The identified pau is psexec located within the zip wpjcleanup, psexec as well as wpjcleanup are legitimate windows resources, however, have the potential to be exploited. I tried quarantine but since each backup has a unique string in the file path, it returns each day. Malicious activityany.run is an interactive service which provides full access to the guest.
My first Doordash Drive catering delivery! YouTube
After running spacesniffer on my dell g3, i noticed a huge 14 gigabyte folder whose path was c:\programdata\dell\saremediation\systemrepair. It seems that malware bytes is taggin this as bad, i saw on another thread this might be a false positive? Malicious activityany.run is an interactive service which provides full access to the guest system.

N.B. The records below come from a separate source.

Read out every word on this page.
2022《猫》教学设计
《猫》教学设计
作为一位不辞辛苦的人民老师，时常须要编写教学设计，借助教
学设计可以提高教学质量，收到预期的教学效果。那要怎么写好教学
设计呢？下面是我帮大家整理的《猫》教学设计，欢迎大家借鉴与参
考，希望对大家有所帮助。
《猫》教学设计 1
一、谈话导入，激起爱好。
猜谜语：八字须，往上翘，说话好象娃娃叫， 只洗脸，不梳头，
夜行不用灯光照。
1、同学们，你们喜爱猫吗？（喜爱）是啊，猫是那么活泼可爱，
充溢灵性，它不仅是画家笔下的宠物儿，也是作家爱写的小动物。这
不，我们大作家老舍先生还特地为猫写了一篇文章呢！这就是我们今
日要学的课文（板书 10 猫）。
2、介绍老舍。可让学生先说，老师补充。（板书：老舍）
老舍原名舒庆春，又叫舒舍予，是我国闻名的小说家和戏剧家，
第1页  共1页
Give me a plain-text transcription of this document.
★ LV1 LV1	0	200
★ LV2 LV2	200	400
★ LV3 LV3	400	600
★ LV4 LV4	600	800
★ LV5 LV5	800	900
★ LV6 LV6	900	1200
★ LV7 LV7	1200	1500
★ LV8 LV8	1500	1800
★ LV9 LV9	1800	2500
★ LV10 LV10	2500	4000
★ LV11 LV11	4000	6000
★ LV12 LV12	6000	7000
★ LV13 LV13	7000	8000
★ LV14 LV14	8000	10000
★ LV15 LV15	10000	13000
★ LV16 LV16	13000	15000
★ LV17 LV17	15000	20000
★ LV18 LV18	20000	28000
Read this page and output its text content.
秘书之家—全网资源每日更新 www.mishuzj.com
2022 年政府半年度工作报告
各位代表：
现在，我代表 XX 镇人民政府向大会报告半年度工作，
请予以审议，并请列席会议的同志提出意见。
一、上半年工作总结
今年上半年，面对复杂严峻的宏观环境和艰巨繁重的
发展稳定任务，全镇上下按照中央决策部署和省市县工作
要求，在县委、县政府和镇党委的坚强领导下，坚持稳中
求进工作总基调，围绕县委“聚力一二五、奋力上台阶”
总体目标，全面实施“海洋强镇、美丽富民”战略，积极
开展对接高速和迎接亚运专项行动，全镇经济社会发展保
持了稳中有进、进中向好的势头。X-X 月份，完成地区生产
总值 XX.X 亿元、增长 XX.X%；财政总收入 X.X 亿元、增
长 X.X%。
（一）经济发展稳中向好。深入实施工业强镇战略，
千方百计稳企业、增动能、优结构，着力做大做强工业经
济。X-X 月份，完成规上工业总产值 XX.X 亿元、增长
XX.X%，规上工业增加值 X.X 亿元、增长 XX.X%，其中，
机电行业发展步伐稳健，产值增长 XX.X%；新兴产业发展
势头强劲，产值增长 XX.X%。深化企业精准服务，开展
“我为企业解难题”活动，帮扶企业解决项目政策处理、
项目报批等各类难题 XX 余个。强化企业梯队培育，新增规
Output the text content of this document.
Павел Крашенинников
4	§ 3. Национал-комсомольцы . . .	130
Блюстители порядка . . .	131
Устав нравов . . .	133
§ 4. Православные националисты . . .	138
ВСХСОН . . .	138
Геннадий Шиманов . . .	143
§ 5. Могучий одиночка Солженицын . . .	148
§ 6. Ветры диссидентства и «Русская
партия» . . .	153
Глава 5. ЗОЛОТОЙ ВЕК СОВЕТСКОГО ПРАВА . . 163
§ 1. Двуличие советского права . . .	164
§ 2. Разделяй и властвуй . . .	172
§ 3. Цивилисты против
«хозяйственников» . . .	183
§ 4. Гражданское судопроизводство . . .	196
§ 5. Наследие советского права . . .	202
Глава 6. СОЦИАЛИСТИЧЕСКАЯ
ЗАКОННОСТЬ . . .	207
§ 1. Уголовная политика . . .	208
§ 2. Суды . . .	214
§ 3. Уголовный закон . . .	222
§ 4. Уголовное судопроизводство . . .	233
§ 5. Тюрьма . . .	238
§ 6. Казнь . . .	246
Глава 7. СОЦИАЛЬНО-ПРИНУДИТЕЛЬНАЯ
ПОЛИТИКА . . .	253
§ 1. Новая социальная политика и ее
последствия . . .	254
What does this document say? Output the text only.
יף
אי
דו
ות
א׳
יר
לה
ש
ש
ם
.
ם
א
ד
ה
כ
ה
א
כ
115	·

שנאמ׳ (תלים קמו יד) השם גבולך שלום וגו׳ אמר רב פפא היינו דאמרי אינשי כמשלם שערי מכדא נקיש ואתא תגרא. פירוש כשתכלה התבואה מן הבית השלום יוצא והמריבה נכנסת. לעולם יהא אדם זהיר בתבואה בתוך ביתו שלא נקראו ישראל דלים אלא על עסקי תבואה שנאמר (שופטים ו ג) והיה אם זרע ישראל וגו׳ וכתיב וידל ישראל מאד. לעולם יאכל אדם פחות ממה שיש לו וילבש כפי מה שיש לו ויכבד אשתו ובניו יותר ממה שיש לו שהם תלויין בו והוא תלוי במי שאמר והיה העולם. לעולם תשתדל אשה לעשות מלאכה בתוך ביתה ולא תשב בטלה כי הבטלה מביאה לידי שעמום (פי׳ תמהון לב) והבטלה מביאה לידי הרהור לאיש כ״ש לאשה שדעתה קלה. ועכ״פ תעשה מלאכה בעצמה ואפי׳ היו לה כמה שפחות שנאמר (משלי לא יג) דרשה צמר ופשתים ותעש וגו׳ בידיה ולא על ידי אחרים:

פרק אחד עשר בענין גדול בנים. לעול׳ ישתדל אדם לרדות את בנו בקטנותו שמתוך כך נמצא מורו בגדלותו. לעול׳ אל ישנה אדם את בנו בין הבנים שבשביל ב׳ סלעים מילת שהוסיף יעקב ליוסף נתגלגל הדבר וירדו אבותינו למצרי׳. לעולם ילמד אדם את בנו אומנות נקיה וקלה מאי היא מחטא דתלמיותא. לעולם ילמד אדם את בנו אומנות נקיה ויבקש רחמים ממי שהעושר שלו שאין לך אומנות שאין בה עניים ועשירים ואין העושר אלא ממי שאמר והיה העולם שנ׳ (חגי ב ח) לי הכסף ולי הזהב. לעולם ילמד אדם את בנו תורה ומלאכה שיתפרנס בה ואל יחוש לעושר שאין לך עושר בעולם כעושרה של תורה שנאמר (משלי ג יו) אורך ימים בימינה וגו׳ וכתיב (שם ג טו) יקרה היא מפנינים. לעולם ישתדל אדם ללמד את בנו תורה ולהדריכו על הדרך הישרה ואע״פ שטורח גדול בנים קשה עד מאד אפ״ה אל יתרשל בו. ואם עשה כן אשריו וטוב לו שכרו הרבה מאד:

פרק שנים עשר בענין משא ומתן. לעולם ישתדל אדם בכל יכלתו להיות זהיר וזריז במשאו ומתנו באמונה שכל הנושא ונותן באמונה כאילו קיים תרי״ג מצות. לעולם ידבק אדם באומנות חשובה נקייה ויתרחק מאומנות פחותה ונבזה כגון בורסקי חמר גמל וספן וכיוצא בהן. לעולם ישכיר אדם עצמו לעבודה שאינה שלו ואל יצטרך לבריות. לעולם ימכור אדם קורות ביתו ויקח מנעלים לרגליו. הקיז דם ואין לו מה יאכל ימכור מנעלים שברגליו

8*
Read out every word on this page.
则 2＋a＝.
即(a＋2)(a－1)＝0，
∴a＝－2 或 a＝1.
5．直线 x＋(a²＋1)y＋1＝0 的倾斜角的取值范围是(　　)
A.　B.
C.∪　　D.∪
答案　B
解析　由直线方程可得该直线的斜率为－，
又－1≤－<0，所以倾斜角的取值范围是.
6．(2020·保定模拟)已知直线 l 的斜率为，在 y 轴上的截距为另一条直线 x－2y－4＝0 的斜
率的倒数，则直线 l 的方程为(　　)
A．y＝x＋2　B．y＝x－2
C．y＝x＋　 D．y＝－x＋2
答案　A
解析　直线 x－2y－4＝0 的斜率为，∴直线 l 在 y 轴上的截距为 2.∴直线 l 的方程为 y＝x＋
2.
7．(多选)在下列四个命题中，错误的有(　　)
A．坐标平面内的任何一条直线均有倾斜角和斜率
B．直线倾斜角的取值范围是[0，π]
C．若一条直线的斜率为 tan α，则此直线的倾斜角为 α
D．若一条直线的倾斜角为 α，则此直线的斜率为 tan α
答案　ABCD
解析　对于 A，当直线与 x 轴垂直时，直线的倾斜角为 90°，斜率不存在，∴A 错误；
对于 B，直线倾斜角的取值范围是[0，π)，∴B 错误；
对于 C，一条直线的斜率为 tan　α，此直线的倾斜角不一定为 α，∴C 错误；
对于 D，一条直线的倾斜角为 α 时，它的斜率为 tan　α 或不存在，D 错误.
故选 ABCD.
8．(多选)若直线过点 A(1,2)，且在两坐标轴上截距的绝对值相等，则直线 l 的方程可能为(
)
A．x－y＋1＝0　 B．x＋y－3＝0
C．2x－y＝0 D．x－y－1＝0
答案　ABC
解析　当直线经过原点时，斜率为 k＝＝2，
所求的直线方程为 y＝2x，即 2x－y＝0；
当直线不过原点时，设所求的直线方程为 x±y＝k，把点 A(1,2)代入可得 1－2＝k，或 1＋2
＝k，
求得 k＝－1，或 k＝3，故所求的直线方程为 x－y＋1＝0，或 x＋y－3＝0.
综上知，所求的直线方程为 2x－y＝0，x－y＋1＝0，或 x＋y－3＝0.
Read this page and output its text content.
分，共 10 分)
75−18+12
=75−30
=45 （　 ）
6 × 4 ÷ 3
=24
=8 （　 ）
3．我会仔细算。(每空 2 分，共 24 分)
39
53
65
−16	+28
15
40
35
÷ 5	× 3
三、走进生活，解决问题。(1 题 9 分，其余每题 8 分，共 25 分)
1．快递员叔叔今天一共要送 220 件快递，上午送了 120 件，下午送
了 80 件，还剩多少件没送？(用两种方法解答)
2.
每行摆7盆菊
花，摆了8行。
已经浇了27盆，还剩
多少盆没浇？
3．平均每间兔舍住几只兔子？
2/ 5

Running win 10 home version 20h2 the following folder is taking over 20% of my c:
@purringtonyes, it should work properly since 7.4.2 (you can use the very fresh 8.0 that we just released this morning): But i thought on the other thread from a year ago that it was fixed. Hello, c:\windows\psexesvc.exe is the executable for the service which psexec runs on the remote machine. What does it do, and can i delete it?
Mbam started detecting this around the end of may. Online sandbox report for audit_util.zip, verdict: Usually it's deleted when program/command run by psexec exits. I could not find the file.